There is all of this for our consideration: biomass and climate change, ethanol for cars, etc; fibre products; protein production and malt and so on; nitrogen fixation by leguminous plants including shrubs; polymerization possibilities, both domestic market and export market sugar supplies with invert sugar, creating space for wider entrepreneurship, adding value to raw products through simple and more elaborate processing and manufacturing; openness and transparency for community engagement in the pursuit of livelihoods and so on.
There is also the question of where we get our sugar if we shut down the sugar industry. This serious matter may bite us if we do not give it our strenuous scrutiny for workable answers. We have used money, technology and policy to solve our problems. The money fix is where we throw more and more money at a problem and get nowhere. The techno fix is where we have faith in science and technology to clean up the mess. Policy (systematized laws and rules) is another option that may not address the hazards but produce others that were not predicable, compounding errors. Policy is polished and put in a place making for inflexibility and entrapment, imprisonment in our own construction. This is similar to the three blind men who get hold of different parts of the elephant making each what they independently can without any sense of the whole, juggling parts only.

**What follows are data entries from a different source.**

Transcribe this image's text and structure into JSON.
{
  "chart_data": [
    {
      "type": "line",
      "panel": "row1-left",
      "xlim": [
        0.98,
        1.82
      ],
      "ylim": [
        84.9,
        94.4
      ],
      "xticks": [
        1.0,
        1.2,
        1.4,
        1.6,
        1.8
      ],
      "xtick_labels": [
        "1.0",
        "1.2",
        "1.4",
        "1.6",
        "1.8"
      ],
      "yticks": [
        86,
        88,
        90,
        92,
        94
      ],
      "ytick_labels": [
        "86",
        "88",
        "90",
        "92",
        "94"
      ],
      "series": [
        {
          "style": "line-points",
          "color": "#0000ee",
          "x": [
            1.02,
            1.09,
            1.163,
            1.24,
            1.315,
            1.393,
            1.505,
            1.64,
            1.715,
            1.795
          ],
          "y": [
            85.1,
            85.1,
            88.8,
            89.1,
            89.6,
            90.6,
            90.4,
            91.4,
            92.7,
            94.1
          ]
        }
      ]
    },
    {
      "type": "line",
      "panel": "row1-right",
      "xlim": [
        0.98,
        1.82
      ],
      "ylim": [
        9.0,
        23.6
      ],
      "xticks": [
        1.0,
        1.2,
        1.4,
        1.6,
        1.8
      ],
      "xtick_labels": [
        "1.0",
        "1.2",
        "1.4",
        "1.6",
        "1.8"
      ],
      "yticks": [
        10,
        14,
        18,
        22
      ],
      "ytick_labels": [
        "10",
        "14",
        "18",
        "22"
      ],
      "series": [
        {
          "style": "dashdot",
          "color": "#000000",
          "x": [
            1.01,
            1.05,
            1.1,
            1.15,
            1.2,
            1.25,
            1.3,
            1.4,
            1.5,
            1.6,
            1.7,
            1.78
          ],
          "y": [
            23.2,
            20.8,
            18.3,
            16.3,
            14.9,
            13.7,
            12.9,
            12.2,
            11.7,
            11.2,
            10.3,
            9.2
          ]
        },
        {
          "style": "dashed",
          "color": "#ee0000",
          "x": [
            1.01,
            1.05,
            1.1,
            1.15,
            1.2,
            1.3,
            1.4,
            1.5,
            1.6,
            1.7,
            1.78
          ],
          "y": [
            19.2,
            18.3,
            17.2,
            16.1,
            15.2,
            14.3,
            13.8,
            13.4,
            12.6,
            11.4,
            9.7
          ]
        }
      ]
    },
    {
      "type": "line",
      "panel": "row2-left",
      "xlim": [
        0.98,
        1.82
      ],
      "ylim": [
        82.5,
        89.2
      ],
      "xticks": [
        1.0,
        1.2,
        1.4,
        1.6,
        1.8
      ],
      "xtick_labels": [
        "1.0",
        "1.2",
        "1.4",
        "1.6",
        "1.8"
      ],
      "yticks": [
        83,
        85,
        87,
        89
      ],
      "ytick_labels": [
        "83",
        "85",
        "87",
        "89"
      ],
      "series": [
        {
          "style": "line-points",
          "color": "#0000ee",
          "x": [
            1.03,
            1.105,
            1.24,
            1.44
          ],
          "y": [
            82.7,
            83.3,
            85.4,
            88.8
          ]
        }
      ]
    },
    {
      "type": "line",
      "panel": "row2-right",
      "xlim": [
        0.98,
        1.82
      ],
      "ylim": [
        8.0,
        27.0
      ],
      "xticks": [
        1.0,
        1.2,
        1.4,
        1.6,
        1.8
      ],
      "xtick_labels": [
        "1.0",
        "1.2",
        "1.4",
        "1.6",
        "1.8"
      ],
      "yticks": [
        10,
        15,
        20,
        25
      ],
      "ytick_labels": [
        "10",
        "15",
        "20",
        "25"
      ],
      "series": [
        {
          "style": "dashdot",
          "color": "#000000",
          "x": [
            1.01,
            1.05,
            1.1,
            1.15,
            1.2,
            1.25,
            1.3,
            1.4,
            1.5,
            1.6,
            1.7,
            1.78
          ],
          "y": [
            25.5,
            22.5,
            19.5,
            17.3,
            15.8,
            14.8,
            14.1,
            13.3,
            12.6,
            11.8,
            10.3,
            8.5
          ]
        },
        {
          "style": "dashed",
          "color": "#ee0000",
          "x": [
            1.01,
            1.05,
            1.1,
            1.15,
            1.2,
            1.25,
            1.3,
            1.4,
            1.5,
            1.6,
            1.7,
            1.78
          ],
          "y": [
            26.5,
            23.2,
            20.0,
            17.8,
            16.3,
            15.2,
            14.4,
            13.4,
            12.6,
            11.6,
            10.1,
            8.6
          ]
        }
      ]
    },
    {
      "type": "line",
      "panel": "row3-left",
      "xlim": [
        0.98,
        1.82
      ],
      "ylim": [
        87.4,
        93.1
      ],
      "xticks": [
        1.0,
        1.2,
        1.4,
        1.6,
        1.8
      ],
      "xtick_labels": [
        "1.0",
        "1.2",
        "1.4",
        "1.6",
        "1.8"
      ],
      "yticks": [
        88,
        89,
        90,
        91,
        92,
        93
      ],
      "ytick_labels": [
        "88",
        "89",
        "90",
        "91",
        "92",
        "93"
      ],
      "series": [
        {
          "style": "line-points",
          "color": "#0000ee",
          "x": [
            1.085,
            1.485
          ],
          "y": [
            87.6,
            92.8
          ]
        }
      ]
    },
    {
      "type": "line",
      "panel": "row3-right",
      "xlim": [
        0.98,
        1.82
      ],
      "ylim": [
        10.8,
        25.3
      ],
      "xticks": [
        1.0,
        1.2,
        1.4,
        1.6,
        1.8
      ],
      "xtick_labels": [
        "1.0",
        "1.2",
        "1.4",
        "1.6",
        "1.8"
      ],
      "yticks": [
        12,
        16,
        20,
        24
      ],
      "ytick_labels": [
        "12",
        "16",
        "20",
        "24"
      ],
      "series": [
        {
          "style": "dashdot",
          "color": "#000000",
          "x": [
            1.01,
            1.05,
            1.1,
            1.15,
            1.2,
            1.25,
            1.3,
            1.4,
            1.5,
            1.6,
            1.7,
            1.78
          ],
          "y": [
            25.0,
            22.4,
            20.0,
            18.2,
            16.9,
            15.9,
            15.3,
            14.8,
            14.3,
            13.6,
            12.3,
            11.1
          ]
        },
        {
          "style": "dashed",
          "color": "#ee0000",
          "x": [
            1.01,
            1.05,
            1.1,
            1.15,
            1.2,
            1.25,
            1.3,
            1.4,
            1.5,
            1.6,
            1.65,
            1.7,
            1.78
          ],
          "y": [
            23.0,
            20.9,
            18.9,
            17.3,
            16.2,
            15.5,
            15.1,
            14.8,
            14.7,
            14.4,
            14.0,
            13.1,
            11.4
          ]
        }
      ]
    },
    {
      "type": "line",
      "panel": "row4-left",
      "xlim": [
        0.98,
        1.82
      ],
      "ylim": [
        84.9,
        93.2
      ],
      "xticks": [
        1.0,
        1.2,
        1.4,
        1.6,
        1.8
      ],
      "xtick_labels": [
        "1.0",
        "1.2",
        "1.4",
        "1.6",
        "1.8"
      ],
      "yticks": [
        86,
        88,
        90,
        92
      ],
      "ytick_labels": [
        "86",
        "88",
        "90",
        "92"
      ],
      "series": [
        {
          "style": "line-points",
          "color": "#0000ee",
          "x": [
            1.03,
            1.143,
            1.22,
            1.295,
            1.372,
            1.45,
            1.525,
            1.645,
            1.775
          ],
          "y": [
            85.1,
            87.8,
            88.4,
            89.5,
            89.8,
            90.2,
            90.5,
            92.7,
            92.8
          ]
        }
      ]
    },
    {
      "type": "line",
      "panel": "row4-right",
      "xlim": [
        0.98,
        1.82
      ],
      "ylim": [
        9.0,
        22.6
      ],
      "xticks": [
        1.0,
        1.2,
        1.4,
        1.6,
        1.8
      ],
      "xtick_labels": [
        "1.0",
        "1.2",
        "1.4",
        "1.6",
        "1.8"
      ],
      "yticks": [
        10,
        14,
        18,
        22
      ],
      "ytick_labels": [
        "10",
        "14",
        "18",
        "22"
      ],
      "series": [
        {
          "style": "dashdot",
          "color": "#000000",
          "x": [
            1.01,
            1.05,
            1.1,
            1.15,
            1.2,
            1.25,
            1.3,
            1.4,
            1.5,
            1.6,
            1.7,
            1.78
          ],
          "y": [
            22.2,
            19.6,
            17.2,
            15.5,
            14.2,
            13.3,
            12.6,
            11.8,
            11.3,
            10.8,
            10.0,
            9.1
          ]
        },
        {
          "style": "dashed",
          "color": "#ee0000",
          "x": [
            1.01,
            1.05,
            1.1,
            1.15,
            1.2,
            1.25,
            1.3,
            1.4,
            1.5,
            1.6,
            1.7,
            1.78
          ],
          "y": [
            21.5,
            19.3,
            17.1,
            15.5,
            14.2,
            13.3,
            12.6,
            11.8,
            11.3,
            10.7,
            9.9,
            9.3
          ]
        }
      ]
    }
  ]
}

It would be useful to make our way with as much detailed information as we can find as we choose. Consultation and feedback from all parties is essential to reduce cynicism and proceed with hope and an energized vision. One suggestion will be to have GuySuCo concentrate on processing and refining with ongoing research. It will free its hands to diversify its products as outlined above. Producing the cane will be handed over to cane farmers. Collaboration with them will strengthen the process. We may consider making invert sugar from organic cane. A reduction in sucrose in the sugar with fructose and glucose will meet the needs of an increasingly informed consumer conscious of healthy lifestyles. So liquid invert sugar sold in bottles will have commercial applications as well in products with reduced sugar content.